Director: Dorothée van den Berghe
Screenplay: Dorothée van den Berghe, Peter Van Kraaij
Dir. of Photography: Jan Vancaillie
Music: Peter Vermeersch
Designer: Gert Stas
Editor: Marie-Hélène Dozo
Producer: Frank Van Passel, Bert Hamelinck, Kato Maes
Production: Caviar
Sales: Doc&Film International
Contact: Flanders Image
  
Cast: Anna Franziska Jäger, Matthias Schoenaerts, Déborah François

Synopsis

Set in an Amsterdam commune, this partly autobiographical revisit to the early ’70s is told through the eyes of the ten-year-old main character who is desperately trying to fathom what all the adults around her are up to. It’s an exciting, yet very confusing situation in which the young Karo (Anna Franziska Jäger) finds herself when she and her father Raven (Matthias Schoenaerts) and mother Dalia (Déborah François, from the Dardenne film The Child) leave Belgium for a squat in the former hippy paradise of Amsterdam. By now Karo is quite used to the antics of her artistic and impassioned parents but things go a little too fast for her in the commune.
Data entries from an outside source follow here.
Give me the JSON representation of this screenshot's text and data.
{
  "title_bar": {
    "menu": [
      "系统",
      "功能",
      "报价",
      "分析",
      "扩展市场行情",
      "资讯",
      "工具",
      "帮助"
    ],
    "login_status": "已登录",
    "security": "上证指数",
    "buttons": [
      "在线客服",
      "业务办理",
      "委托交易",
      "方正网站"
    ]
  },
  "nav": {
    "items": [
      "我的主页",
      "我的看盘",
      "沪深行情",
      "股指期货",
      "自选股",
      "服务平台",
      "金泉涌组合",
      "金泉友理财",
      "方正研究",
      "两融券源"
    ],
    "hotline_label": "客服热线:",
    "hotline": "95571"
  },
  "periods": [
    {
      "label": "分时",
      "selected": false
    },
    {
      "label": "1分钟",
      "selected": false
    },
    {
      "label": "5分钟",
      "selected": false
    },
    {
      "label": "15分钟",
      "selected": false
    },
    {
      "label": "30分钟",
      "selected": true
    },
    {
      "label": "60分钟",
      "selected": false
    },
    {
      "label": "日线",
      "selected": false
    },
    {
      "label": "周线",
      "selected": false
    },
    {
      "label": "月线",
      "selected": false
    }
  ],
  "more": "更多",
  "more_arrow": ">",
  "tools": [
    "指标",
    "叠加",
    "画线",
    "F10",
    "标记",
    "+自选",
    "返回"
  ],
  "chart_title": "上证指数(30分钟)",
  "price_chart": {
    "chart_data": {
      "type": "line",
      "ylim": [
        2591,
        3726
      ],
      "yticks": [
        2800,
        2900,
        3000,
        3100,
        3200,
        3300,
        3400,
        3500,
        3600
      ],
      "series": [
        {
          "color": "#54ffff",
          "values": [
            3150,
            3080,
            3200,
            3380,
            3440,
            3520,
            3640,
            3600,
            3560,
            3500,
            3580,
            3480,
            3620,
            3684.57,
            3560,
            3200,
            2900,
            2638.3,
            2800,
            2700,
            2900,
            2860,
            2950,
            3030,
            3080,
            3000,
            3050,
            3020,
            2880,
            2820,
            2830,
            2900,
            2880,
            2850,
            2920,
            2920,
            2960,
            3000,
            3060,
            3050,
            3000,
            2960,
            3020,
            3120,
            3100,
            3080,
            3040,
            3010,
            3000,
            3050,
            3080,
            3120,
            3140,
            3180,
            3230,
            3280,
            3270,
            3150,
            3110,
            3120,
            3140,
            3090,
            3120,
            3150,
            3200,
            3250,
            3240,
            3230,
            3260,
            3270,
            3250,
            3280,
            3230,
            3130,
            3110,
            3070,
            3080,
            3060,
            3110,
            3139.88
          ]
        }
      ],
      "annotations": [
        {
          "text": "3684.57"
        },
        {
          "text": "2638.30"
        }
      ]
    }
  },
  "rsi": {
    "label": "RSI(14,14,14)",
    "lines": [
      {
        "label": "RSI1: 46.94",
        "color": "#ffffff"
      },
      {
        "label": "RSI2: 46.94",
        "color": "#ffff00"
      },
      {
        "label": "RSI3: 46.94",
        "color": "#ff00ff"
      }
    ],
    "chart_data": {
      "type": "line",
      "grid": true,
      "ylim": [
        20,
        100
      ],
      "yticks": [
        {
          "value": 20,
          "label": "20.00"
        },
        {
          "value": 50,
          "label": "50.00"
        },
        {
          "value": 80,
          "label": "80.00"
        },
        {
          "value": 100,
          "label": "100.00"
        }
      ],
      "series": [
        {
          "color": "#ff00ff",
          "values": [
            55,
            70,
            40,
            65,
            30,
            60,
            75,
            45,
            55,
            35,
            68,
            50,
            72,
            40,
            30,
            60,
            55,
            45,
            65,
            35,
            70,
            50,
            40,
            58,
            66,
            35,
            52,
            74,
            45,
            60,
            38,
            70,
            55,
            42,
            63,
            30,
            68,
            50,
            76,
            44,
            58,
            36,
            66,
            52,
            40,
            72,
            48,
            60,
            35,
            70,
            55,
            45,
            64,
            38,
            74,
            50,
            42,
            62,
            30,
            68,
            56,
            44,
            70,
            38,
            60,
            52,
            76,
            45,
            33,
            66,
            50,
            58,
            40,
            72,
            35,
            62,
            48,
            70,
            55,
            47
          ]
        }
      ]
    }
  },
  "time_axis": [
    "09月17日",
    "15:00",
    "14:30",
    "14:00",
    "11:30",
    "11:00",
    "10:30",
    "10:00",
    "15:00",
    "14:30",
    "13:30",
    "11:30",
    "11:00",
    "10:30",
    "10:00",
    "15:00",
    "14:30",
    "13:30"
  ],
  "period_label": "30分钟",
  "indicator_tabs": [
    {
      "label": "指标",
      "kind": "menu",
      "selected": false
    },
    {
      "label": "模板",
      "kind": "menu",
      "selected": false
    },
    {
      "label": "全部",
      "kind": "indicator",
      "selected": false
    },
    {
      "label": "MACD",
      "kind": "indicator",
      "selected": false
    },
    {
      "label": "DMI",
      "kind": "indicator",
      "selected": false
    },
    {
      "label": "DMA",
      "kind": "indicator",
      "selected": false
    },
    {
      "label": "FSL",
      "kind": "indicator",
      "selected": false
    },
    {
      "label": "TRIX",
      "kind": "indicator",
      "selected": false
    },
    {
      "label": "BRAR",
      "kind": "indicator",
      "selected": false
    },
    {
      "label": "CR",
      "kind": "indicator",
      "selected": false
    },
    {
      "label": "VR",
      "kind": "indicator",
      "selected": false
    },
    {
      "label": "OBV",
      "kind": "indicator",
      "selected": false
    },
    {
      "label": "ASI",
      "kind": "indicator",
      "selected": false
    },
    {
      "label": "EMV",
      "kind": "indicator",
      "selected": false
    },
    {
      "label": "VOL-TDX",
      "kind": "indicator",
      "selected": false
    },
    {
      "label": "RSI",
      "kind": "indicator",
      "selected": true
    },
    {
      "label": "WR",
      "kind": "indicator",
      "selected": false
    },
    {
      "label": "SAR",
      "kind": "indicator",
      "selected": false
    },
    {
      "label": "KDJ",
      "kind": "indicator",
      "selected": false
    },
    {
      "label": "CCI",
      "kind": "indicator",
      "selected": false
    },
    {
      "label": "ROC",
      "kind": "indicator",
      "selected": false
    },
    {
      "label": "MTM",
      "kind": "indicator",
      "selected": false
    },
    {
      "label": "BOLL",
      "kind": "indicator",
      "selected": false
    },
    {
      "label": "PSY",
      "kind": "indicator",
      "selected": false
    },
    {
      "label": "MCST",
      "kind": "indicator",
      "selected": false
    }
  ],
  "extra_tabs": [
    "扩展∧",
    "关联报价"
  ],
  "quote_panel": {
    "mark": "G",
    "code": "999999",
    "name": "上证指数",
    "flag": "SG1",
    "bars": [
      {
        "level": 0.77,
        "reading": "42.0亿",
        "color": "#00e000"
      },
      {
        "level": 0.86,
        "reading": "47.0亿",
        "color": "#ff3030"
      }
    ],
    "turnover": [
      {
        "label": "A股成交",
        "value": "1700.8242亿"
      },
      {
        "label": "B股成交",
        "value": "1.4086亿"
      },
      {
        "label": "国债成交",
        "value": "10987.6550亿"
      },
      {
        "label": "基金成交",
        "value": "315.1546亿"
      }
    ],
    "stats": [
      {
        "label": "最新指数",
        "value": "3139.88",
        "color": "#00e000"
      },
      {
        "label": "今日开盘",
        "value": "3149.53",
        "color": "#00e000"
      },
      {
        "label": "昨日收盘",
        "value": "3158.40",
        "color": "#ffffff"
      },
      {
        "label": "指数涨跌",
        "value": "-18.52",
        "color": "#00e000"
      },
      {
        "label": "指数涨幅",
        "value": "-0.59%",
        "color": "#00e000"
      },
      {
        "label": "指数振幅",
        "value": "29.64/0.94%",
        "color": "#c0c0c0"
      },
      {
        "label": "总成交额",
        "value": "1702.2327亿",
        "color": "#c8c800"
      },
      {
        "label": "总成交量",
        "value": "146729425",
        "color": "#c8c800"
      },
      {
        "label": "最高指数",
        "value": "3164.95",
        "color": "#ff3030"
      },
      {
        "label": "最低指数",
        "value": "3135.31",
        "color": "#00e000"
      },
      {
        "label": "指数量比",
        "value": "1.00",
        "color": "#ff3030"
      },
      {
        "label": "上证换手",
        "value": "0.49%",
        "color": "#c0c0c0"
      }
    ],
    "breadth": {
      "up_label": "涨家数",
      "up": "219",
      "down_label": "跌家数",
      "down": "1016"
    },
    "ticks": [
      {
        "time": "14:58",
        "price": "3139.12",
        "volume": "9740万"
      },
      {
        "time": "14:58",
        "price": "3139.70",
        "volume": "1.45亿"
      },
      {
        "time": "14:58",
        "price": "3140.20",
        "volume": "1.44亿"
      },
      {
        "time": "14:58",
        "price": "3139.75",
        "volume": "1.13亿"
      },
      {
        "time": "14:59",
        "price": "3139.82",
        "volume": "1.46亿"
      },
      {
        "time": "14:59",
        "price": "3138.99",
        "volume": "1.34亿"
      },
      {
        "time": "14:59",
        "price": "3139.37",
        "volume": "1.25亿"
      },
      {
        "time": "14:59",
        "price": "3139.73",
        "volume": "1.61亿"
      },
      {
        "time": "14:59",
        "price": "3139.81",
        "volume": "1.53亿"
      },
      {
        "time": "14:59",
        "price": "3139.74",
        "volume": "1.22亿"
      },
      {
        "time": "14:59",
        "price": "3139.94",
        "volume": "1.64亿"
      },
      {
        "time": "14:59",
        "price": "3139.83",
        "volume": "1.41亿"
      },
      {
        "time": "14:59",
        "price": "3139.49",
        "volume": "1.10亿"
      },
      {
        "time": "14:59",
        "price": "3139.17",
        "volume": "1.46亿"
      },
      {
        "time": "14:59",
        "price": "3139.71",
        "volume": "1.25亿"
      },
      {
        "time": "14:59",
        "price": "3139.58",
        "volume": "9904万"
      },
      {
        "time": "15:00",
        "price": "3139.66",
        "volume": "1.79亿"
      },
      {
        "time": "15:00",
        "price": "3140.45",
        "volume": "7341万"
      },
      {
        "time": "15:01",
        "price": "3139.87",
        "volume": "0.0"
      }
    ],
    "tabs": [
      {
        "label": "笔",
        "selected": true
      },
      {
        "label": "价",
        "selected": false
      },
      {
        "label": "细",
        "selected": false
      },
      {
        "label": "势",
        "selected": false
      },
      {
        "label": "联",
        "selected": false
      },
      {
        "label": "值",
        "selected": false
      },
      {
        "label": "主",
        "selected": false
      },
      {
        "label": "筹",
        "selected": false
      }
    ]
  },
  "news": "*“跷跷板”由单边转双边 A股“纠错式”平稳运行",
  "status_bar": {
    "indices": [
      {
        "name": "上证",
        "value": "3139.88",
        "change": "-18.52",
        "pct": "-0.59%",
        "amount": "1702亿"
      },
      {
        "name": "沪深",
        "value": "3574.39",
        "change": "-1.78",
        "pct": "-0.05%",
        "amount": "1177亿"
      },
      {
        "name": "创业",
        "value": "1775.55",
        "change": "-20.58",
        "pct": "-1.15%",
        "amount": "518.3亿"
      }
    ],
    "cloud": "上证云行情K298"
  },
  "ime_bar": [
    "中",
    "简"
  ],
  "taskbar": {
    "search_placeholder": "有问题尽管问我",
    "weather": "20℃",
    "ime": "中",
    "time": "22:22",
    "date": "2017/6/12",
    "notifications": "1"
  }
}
Her main problem is not knowing how to stay loyal to her revolutionary father and, at the same time, her more pragmatic mother. But children are flexible, as filmmaker Dorothée van den Berghe is aware. Then and now. We can only guess at what might have happened to Raven and Dalia next but, for Karo, things certainly turn out well.

About the director

Dorothée van den Berghe (b. 1969, Ghent) started out studying painting and sculpture but before long she decided it wasn’t for her: "Those images are still. I want moving images.” In the early 1990s she made several short films (including Bekentenissen, Rue Verte and Bruxelles minuit), and directed a number of documentaries (e.g. Kamermeisjes) and television movies (such as Het achterland). In 2002 she made her writer-director debut with the feature Girl (Meisje), winning prizes at Amiens and Locarno, among others. In 2009 she shot her second film for the big screen, the semi-autobiographical My Queen Karo. Dorothée van den Berghe: "Women make much more use of the senses when filming. I think it’s our physique that makes the difference. A woman bears children, she’s closer to everyday life, and this is what’s reflected in female films.”